Вопрос о безумии Мэри повис в воздухе. В тот же день полиция обыскала ее дом и нашла все необходимые улики. Под старым одеялом на чердаке обнаружили «вальтер», и предварительная баллистическая экспертиза показала, что именно его использовал преступник. Кроме того, криминалисты отыскали пачку детских наклеек и, самое главное, семейные фотографии, украденные у Марти Лавенстайн-Белл и Сьюзи Картулис. Майкл Белл и Джованни Картулис подтвердили, что снимки принадлежали их женам.
— Но важнее всего то, — сообщил Фрэд ван Олсбург группе агентов, собравшихся в его служебном кабинете, — что полдень уже прошел, а никаких эксцессов не случилось. Нет ни новых жертв, ни писем. Все закончено. Теперь мы можем сказать это с полной уверенностью.
Настроение в комнате было мрачновато-торжественным. Все радовались, что дело осталось позади, однако его угрюмая атмосфера продолжала витать над участниками следствия — так же, как в коридорах штаб-квартиры ФБР все еще бродил призрак Вашингтонского Снайпера. В глубине души у каждого из нас осталось чувство неудовлетворенности — хороший стимул для будущей работы.
— Алекс, вы нам здорово помогли, — обратился ко мне ван Олсбург. — Ваш вклад в раскрытие дела трудно переоценить. Теперь я понимаю, почему Рон Бернс так неохотно отпускает вас из Вашингтона.
По комнате прокатились неловкие смешки. Агент Пейдж потянулся из заднего ряда и похлопал меня по плечу. Если парень сохранит свое прежнее рвение к работе, в Бюро его ждет славная карьера.
— Я бы все-таки хотел взглянуть на последние улики. И если можно, еще раз побеседовать с Мэри Вагнер, — заметил я, возвращаясь к тому, что казалось самым важным для меня.
Ван Олсбург покачал головой:
— Нет необходимости.
— Я вполне мог бы задержаться на день-другой…
— Не стоит беспокоиться. Пейдж и Фуджихиро разберутся с мелкими деталями. А если нам снова понадобится ваша помощь, есть ведь скоростные рейсы, верно?
В его дружелюбном тоне было что-то напускное.
— Фрэд, Мэри Вагнер не станет говорить ни с кем, кроме меня. Она мне доверяет.
— Так было раньше, — возразил ван Олсбург. — Но не факт, что будет дальше.
Последняя фраза прозвучала грубовато.
— И все-таки я единственный, которому она может открыться.

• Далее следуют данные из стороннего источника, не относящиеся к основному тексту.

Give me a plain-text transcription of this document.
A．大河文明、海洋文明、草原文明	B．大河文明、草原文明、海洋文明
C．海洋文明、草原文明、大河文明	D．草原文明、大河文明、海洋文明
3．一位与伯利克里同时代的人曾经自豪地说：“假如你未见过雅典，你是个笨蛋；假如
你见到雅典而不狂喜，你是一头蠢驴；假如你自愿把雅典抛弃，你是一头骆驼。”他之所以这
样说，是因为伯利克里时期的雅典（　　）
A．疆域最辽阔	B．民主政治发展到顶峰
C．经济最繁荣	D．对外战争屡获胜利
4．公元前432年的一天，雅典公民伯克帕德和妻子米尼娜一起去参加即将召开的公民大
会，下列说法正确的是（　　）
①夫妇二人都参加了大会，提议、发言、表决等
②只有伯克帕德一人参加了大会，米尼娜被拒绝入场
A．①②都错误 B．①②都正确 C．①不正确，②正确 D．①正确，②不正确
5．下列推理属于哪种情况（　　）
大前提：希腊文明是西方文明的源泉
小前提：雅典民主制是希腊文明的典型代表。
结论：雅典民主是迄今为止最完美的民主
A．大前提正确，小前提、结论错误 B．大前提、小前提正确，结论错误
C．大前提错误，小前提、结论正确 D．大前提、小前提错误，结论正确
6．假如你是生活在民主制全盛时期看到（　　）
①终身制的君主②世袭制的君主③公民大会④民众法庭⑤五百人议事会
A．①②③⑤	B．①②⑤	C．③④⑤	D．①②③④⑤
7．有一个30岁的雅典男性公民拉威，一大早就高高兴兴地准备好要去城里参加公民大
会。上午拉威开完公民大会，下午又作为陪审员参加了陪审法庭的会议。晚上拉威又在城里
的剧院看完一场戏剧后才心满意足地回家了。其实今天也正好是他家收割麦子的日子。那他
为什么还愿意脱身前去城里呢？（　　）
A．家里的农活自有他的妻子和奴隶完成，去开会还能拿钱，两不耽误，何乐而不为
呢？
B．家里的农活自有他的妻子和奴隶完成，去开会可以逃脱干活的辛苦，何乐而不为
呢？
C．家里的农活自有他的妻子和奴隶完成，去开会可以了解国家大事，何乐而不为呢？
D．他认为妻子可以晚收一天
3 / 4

У полиции, насколько я слышал, ничего не получается.
— Повторяю — если вы нам понадобитесь, мы вызовем вас из Вашингтона. Я уже обсуждал это с директором Бернсом, и он не против. Лучше отправляйтесь домой, к своей семье. У вас есть дети, правда?
— Да.
Час спустя, когда я собирал чемодан в отеле, меня поразила одна мысль. Мне не терпелось поскорее добраться до дома. Я с огромным облегчением возвращался в Вашингтон, зная, что не придется улетать оттуда на следующий же день. Но — и это было чертовски важное «но» — почему в кабинете ван Олсбурга я ни разу не вспомнил о доме? Какие шоры я постоянно ношу на глазах, сам того не замечая? И что еще должно случиться, пока я не начну соображать, что к чему?
По дороге в аэропорт меня вдруг осенило: детские наклейки были исписаны буквами А и Б. Теперь я понял, что они означают. Так звали вымышленных детей Мэри Вагнер — Эшли, Адам и Брендан. Две А и одна Б.
Перед вылетом из Лос-Анджелеса я позвонил в Бюро и сообщил о своей догадке.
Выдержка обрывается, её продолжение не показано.